Applied Physics Laboratory
College of Ocean and Fishery Sciences
University of Washington, Seattle


Abstract

If ocean surface waves of the order of a few meters long are frequently steep enough to generate bound centimetric waves, then composite surface scattering theory can account for many anomalous properties of microwave backscatter from the sea at high incidence angles. The model proposed postulates that these intermediate waves are made sufficiently steep to generate bound centimetric waves because of their modulation by longer, dominant ocean surface waves. The bound centimetric waves have a nonzero mean tilt because they are located on the steep forward face of the intermediate waves, and they move at the speed of the intermediate waves.
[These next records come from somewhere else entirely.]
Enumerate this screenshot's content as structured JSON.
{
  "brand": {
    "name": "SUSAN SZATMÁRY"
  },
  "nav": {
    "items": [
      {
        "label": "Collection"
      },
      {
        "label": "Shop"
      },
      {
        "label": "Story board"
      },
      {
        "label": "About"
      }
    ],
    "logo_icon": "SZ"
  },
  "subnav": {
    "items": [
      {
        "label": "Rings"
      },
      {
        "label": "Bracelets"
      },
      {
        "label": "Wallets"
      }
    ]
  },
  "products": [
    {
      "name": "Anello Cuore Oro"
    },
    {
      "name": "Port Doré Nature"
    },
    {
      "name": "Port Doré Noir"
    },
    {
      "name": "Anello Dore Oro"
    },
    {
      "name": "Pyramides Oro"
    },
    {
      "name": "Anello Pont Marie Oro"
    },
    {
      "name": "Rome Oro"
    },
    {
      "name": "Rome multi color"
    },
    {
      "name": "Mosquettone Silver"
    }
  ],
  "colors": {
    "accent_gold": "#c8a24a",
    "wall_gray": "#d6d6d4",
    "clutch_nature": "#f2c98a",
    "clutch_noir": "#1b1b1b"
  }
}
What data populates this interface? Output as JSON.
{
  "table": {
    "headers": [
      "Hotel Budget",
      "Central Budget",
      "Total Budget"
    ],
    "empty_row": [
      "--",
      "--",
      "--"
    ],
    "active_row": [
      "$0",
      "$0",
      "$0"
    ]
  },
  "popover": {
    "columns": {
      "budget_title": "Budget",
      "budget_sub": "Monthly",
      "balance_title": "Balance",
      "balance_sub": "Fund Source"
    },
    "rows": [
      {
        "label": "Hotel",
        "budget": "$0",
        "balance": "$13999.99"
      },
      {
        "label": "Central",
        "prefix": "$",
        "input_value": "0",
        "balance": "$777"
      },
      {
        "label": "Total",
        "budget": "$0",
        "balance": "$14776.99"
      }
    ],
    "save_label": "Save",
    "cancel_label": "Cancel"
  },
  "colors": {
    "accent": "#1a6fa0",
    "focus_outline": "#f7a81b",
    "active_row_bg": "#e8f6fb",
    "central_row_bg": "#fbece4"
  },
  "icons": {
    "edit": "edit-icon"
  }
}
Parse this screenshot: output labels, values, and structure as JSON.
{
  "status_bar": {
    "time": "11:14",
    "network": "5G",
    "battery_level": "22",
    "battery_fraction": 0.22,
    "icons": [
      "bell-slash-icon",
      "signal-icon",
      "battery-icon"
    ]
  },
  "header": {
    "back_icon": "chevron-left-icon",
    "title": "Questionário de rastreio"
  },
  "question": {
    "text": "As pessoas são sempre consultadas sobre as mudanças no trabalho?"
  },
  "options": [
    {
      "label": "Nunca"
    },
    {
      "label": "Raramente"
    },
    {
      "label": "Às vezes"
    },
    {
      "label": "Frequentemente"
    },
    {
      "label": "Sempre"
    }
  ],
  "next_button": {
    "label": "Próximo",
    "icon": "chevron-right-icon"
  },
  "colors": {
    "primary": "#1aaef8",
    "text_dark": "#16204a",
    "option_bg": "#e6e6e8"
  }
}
Applying composite surface scattering theory to this sea surface model, we show that much of the apparently anomalous behavior of microwave sea return measured at incidence angles between 50 degrees and 80 degrees during the Synthetic Aperture Radar and X Band Ocean Nonlinearities- Forschungsplatform Nordsee (SAXON-FPN) experiment can be explained using reasonable parameters to characterize the surface waves. In the SAXON-FPN measurements the mean values of the first moments of microwave Doppler spectra for horizontally polarized backscatter differ from those for vertically polarized backscatter by an amount which varies with the incidence angle and with the azimuthal angle between the radar look direction and the direction of the dominant wave. The modulation of this first moment by surface waves tens of meters in length is discussed for the two polarizations at low to moderate incidence angles, and also at high incidence angles. Finally, microwave cross sections measured at high incidence angles using horizontal polarization are much larger than can be explained by a composite surface theory that includes only freely propagating centimetric waves.